Сенсоры питательных веществ

История сенсора питательных веществ, известного как «мишень рапамицина у млекопитающих», или mTOR, началась в 1964 году, когда микробиолог Жорж Ногради собрал образцы почвы на далеком острове Рапа-Нуи (также известном как остров Пасхи) и передал их для анализа доктору Сурену Сегалу из Ayerst Laboratories. В 1972 году Сегал изолировал бактерию Streptomyces hygroscopicus, которая вырабатывала мощное противогрибковое вещество, названное им рапамицином – в честь острова происхождения. Он надеялся разработать на основе этого вещества противогрибковый крем для лечения грибка стопы, но это открытие имело намного более далеко идущие последствия[319].

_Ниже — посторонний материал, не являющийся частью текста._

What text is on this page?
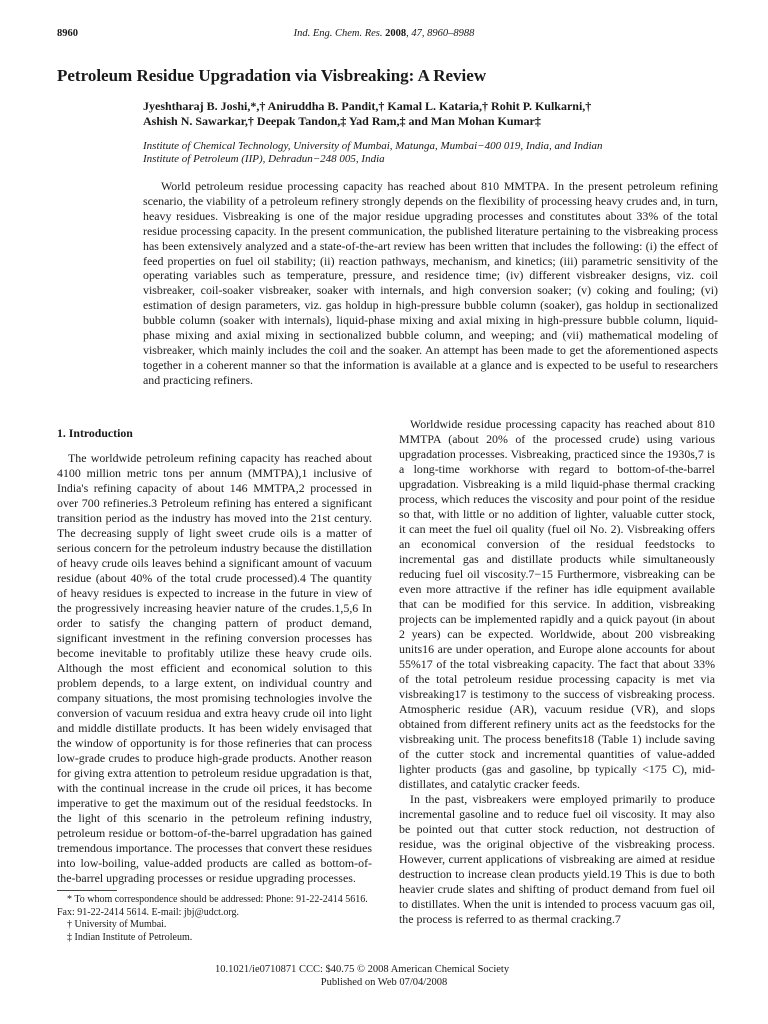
8960	Ind. Eng. Chem. Res. 2008, 47, 8960–8988
Petroleum Residue Upgradation via Visbreaking: A Review
Jyeshtharaj B. Joshi,*,† Aniruddha B. Pandit,† Kamal L. Kataria,† Rohit P. Kulkarni,†
Ashish N. Sawarkar,† Deepak Tandon,‡ Yad Ram,‡ and Man Mohan Kumar‡
Institute of Chemical Technology, University of Mumbai, Matunga, Mumbai−400 019, India, and Indian
Institute of Petroleum (IIP), Dehradun−248 005, India
World petroleum residue processing capacity has reached about 810 MMTPA. In the present petroleum refining scenario, the viability of a petroleum refinery strongly depends on the flexibility of processing heavy crudes and, in turn, heavy residues. Visbreaking is one of the major residue upgrading processes and constitutes about 33% of the total residue processing capacity. In the present communication, the published literature pertaining to the visbreaking process has been extensively analyzed and a state-of-the-art review has been written that includes the following: (i) the effect of feed properties on fuel oil stability; (ii) reaction pathways, mechanism, and kinetics; (iii) parametric sensitivity of the operating variables such as temperature, pressure, and residence time; (iv) different visbreaker designs, viz. coil visbreaker, coil-soaker visbreaker, soaker with internals, and high conversion soaker; (v) coking and fouling; (vi) estimation of design parameters, viz. gas holdup in high-pressure bubble column (soaker), gas holdup in sectionalized bubble column (soaker with internals), liquid-phase mixing and axial mixing in high-pressure bubble column, liquid-phase mixing and axial mixing in sectionalized bubble column, and weeping; and (vii) mathematical modeling of visbreaker, which mainly includes the coil and the soaker. An attempt has been made to get the aforementioned aspects together in a coherent manner so that the information is available at a glance and is expected to be useful to researchers and practicing refiners.

1. Introduction

The worldwide petroleum refining capacity has reached about 4100 million metric tons per annum (MMTPA),1 inclusive of India's refining capacity of about 146 MMTPA,2 processed in over 700 refineries.3 Petroleum refining has entered a significant transition period as the industry has moved into the 21st century. The decreasing supply of light sweet crude oils is a matter of serious concern for the petroleum industry because the distillation of heavy crude oils leaves behind a significant amount of vacuum residue (about 40% of the total crude processed).4 The quantity of heavy residues is expected to increase in the future in view of the progressively increasing heavier nature of the crudes.1,5,6 In order to satisfy the changing pattern of product demand, significant investment in the refining conversion processes has become inevitable to profitably utilize these heavy crude oils. Although the most efficient and economical solution to this problem depends, to a large extent, on individual country and company situations, the most promising technologies involve the conversion of vacuum residua and extra heavy crude oil into light and middle distillate products. It has been widely envisaged that the window of opportunity is for those refineries that can process low-grade crudes to produce high-grade products. Another reason for giving extra attention to petroleum residue upgradation is that, with the continual increase in the crude oil prices, it has become imperative to get the maximum out of the residual feedstocks. In the light of this scenario in the petroleum refining industry, petroleum residue or bottom-of-the-barrel upgradation has gained tremendous importance. The processes that convert these residues into low-boiling, value-added products are called as bottom-of-the-barrel upgrading processes or residue upgrading processes.

Worldwide residue processing capacity has reached about 810 MMTPA (about 20% of the processed crude) using various upgradation processes. Visbreaking, practiced since the 1930s,7 is a long-time workhorse with regard to bottom-of-the-barrel upgradation. Visbreaking is a mild liquid-phase thermal cracking process, which reduces the viscosity and pour point of the residue so that, with little or no addition of lighter, valuable cutter stock, it can meet the fuel oil quality (fuel oil No. 2). Visbreaking offers an economical conversion of the residual feedstocks to incremental gas and distillate products while simultaneously reducing fuel oil viscosity.7−15 Furthermore, visbreaking can be even more attractive if the refiner has idle equipment available that can be modified for this service. In addition, visbreaking projects can be implemented rapidly and a quick payout (in about 2 years) can be expected. Worldwide, about 200 visbreaking units16 are under operation, and Europe alone accounts for about 55%17 of the total visbreaking capacity. The fact that about 33% of the total petroleum residue processing capacity is met via visbreaking17 is testimony to the success of visbreaking process. Atmospheric residue (AR), vacuum residue (VR), and slops obtained from different refinery units act as the feedstocks for the visbreaking unit. The process benefits18 (Table 1) include saving of the cutter stock and incremental quantities of value-added lighter products (gas and gasoline, bp typically <175 C), mid-distillates, and catalytic cracker feeds.

In the past, visbreakers were employed primarily to produce incremental gasoline and to reduce fuel oil viscosity. It may also be pointed out that cutter stock reduction, not destruction of residue, was the original objective of the visbreaking process. However, current applications of visbreaking are aimed at residue destruction to increase clean products yield.19 This is due to both heavier crude slates and shifting of product demand from fuel oil to distillates. When the unit is intended to process vacuum gas oil, the process is referred to as thermal cracking.7

* To whom correspondence should be addressed: Phone: 91-22-2414 5616. Fax: 91-22-2414 5614. E-mail: jbj@udct.org.

† University of Mumbai.

‡ Indian Institute of Petroleum.

10.1021/ie0710871 CCC: $40.75 © 2008 American Chemical Society
Published on Web 07/04/2008
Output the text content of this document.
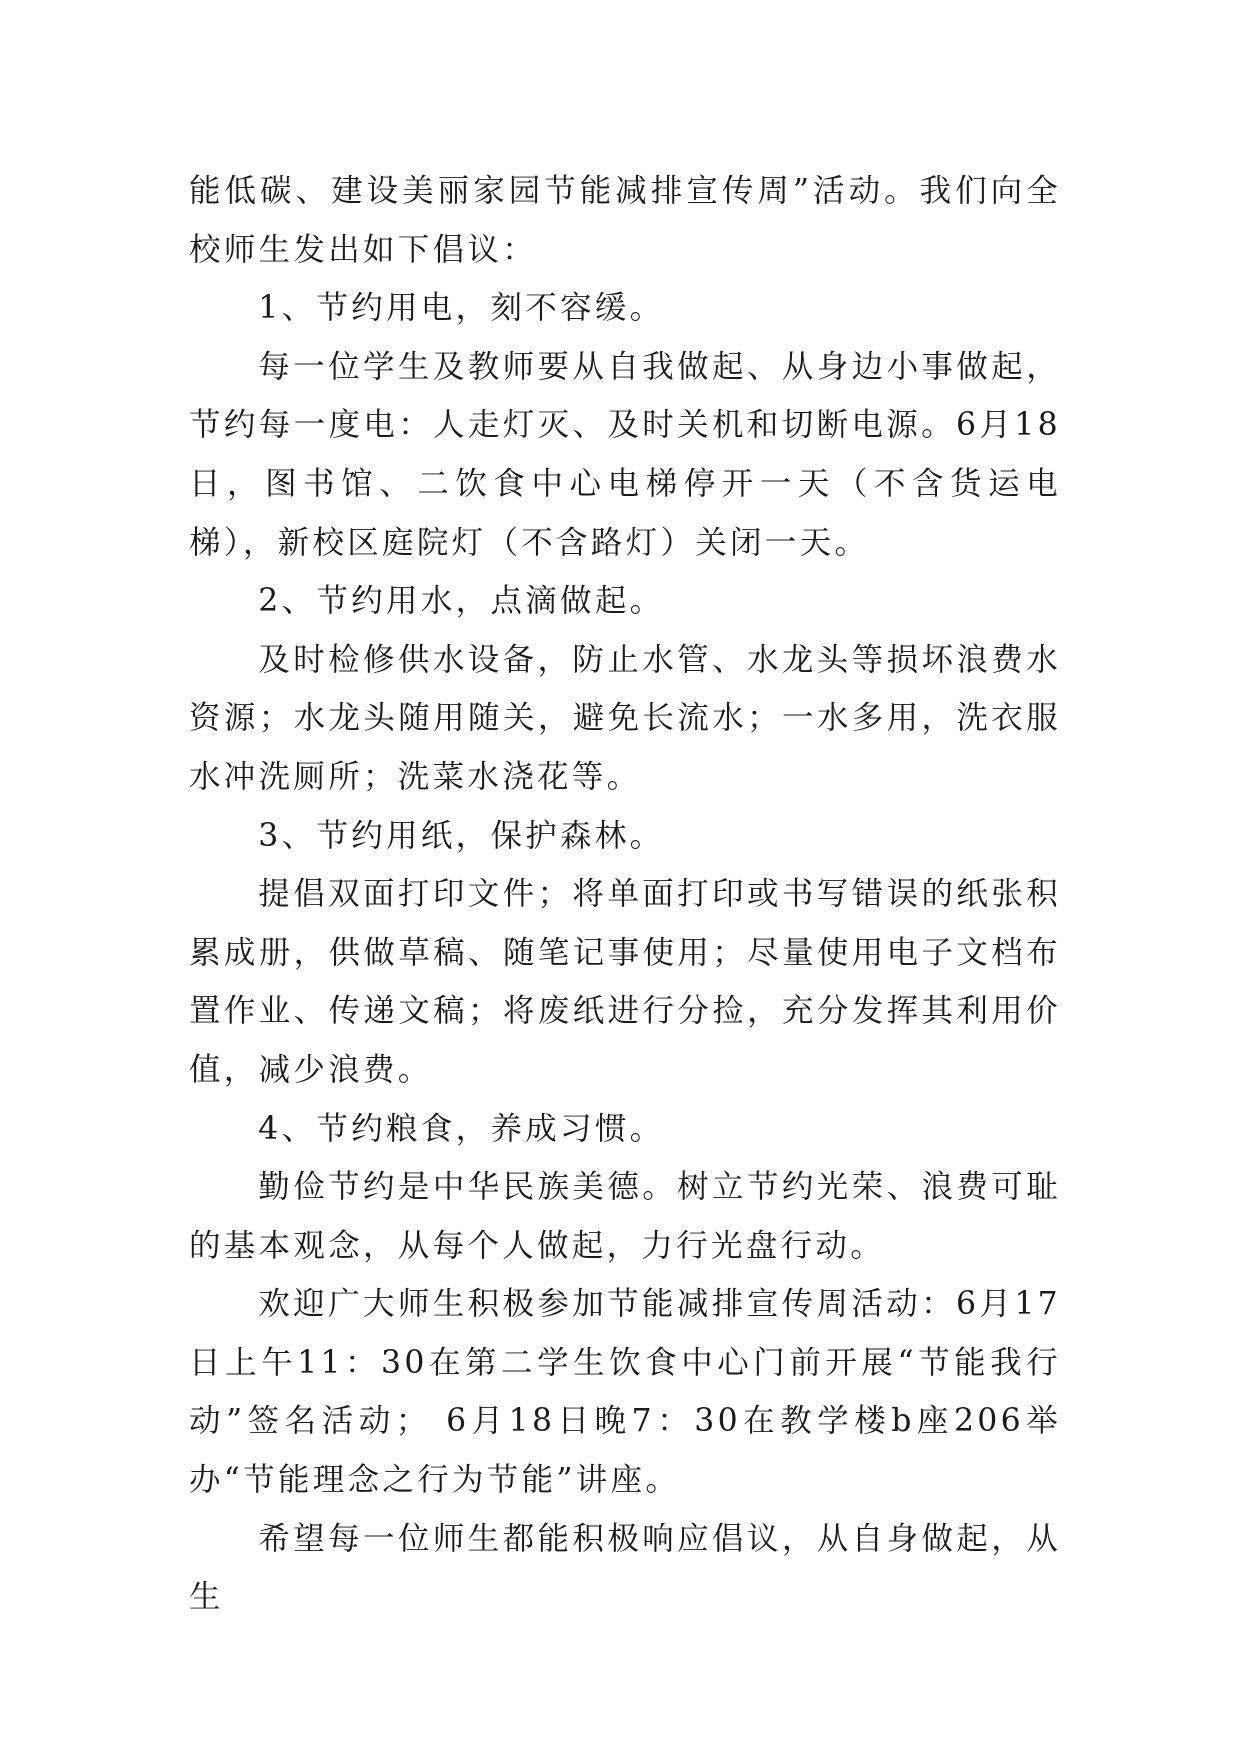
能低碳、建设美丽家园节能减排宣传周”活动。我们向全校师生发出如下倡议：

1、节约用电，刻不容缓。

每一位学生及教师要从自我做起、从身边小事做起，节约每一度电：人走灯灭、及时关机和切断电源。6月18日，图书馆、二饮食中心电梯停开一天（不含货运电梯），新校区庭院灯（不含路灯）关闭一天。

2、节约用水，点滴做起。

及时检修供水设备，防止水管、水龙头等损坏浪费水资源；水龙头随用随关，避免长流水；一水多用，洗衣服水冲洗厕所；洗菜水浇花等。

3、节约用纸，保护森林。

提倡双面打印文件；将单面打印或书写错误的纸张积累成册，供做草稿、随笔记事使用；尽量使用电子文档布置作业、传递文稿；将废纸进行分捡，充分发挥其利用价值，减少浪费。

4、节约粮食，养成习惯。

勤俭节约是中华民族美德。树立节约光荣、浪费可耻的基本观念，从每个人做起，力行光盘行动。

欢迎广大师生积极参加节能减排宣传周活动：6月17日上午11：30在第二学生饮食中心门前开展“节能我行动”签名活动； 6月18日晚7：30在教学楼b座206举办“节能理念之行为节能”讲座。

希望每一位师生都能积极响应倡议，从自身做起，从生
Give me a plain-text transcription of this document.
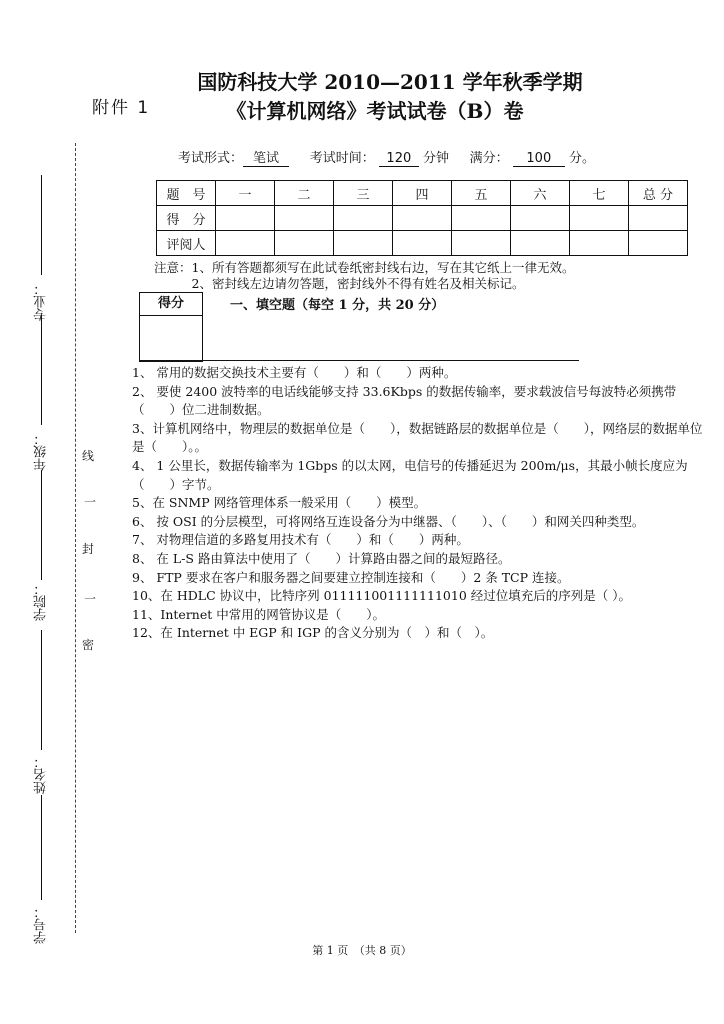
专业：
年级：
学院：
姓名：
学号：
线
一
封
一
密
附件 1
国防科技大学 2010—2011 学年秋季学期
《计算机网络》考试试卷（B）卷
考试形式： 笔试 考试时间： 120 分钟 满分： 100 分。
题　号	一	二	三	四	五	六	七	总 分
得　分								
评阅人								
注意：1、所有答题都须写在此试卷纸密封线右边，写在其它纸上一律无效。
　　　2、密封线左边请勿答题，密封线外不得有姓名及相关标记。
得分	一、填空题（每空 1 分，共 20 分）
1、 常用的数据交换技术主要有（　　）和（　　）两种。
2、 要使 2400 波特率的电话线能够支持 33.6Kbps 的数据传输率，要求载波信号每波特必须携带（　　）位二进制数据。
3、计算机网络中，物理层的数据单位是（　　），数据链路层的数据单位是（　　），网络层的数据单位是（　　）。。
4、 1 公里长，数据传输率为 1Gbps 的以太网，电信号的传播延迟为 200m/μs，其最小帧长度应为（　　）字节。
5、在 SNMP 网络管理体系一般采用（　　）模型。
6、 按 OSI 的分层模型，可将网络互连设备分为中继器、（　　）、（　　）和网关四种类型。
7、 对物理信道的多路复用技术有（　　）和（　　）两种。
8、 在 L-S 路由算法中使用了（　　）计算路由器之间的最短路径。
9、 FTP 要求在客户和服务器之间要建立控制连接和（　　）2 条 TCP 连接。
10、在 HDLC 协议中，比特序列 011111001111111010 经过位填充后的序列是（ ）。
11、Internet 中常用的网管协议是（　　）。
12、在 Internet 中 EGP 和 IGP 的含义分别为（　）和（　）。
第 1 页　（共 8 页）
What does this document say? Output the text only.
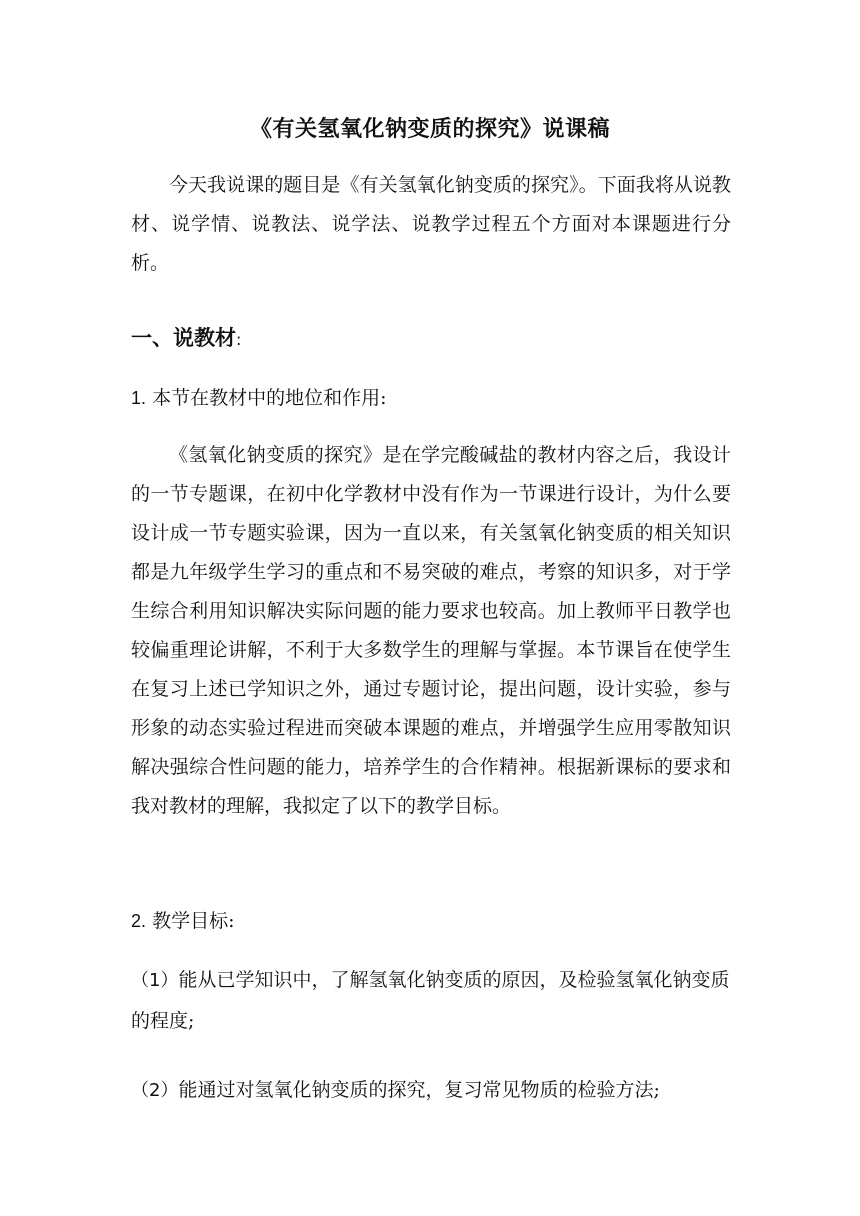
《有关氢氧化钠变质的探究》说课稿

今天我说课的题目是《有关氢氧化钠变质的探究》。下面我将从说教材、说学情、说教法、说学法、说教学过程五个方面对本课题进行分析。

一、说教材:
1. 本节在教材中的地位和作用:

《氢氧化钠变质的探究》是在学完酸碱盐的教材内容之后，我设计的一节专题课，在初中化学教材中没有作为一节课进行设计，为什么要设计成一节专题实验课，因为一直以来，有关氢氧化钠变质的相关知识都是九年级学生学习的重点和不易突破的难点，考察的知识多，对于学生综合利用知识解决实际问题的能力要求也较高。加上教师平日教学也较偏重理论讲解，不利于大多数学生的理解与掌握。本节课旨在使学生在复习上述已学知识之外，通过专题讨论，提出问题，设计实验，参与形象的动态实验过程进而突破本课题的难点，并增强学生应用零散知识解决强综合性问题的能力，培养学生的合作精神。根据新课标的要求和我对教材的理解，我拟定了以下的教学目标。

2. 教学目标:

（1）能从已学知识中，了解氢氧化钠变质的原因，及检验氢氧化钠变质的程度;

（2）能通过对氢氧化钠变质的探究，复习常见物质的检验方法;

Когда доктор Сегал перешел на работу в другую лабораторию, он завернул несколько пробирок с рапамицином в тяжелую пластиковую упаковку, отнес их домой и убрал в морозилку, на полку рядом с мороженым. Он сохранил эти образцы, чтобы позже продолжить работу над этим интересным новым лекарством; из-за других приоритетов в исследованиях ее пришлось отложить до 1987 года. Когда Сегал все же продолжил работу, обнаружилось, что рапамицин как противогрибковое средство ничем не замечателен, но он оказывает мощное подавляющее действие на иммунную систему. Тем не менее механизм его действия оказался совершенно неизвестным.

В 1994 году ученые обнаружили белок, являвшийся мишенью для рапамицина, и дали ему весьма прозаическое название «мишень рапамицина у млекопитающих» (mTOR). Открытие этого белка затем привело к открытию ранее неизвестного и совершенно неожиданного химического сигнального пути человеческого питания и метаболизма.

Это стало потрясающим откровением для биологов – примерно как если бы мы сейчас внезапно открыли новый континент посреди Атлантического океана. Медицинская наука развивалась сотни лет, но каким-то образом все ученые проглядели этот фундаментальный сигнальный путь обнаружения питательных веществ, который является настолько неотъемлемой частью жизни на Земле, что присутствует у всех живых существ, начиная от дрожжей и до людей. В эволюционном смысле mTOR даже древнее, чем намного более известный сенсор питательных веществ, инсулин. Сигнальный путь mTOR есть практически у всех живых существ, а не только у млекопитающих, так что английский термин изменили на «механистическую мишень рапамицина», сохранив красивую аббревиатуру mTOR.

Но что он делает? Сигнальный путь mTOR функционирует подобно главному командному центру, оценивая многочисленные источники информации, прежде чем определить, отдавать ли сигнал для роста клеток. mTOR рассматривает несколько ключевых источников информации, в том числе количество белков в пище[320], уровни инсулина, кислорода и клеточного стресса. Он одновременно сам является сенсором питательных веществ (для белковой пищи) и интегратором информации, предоставляемой другими сенсорами вроде того же инсулина. Когда mTOR активируется, он значительно увеличивает рост клеток.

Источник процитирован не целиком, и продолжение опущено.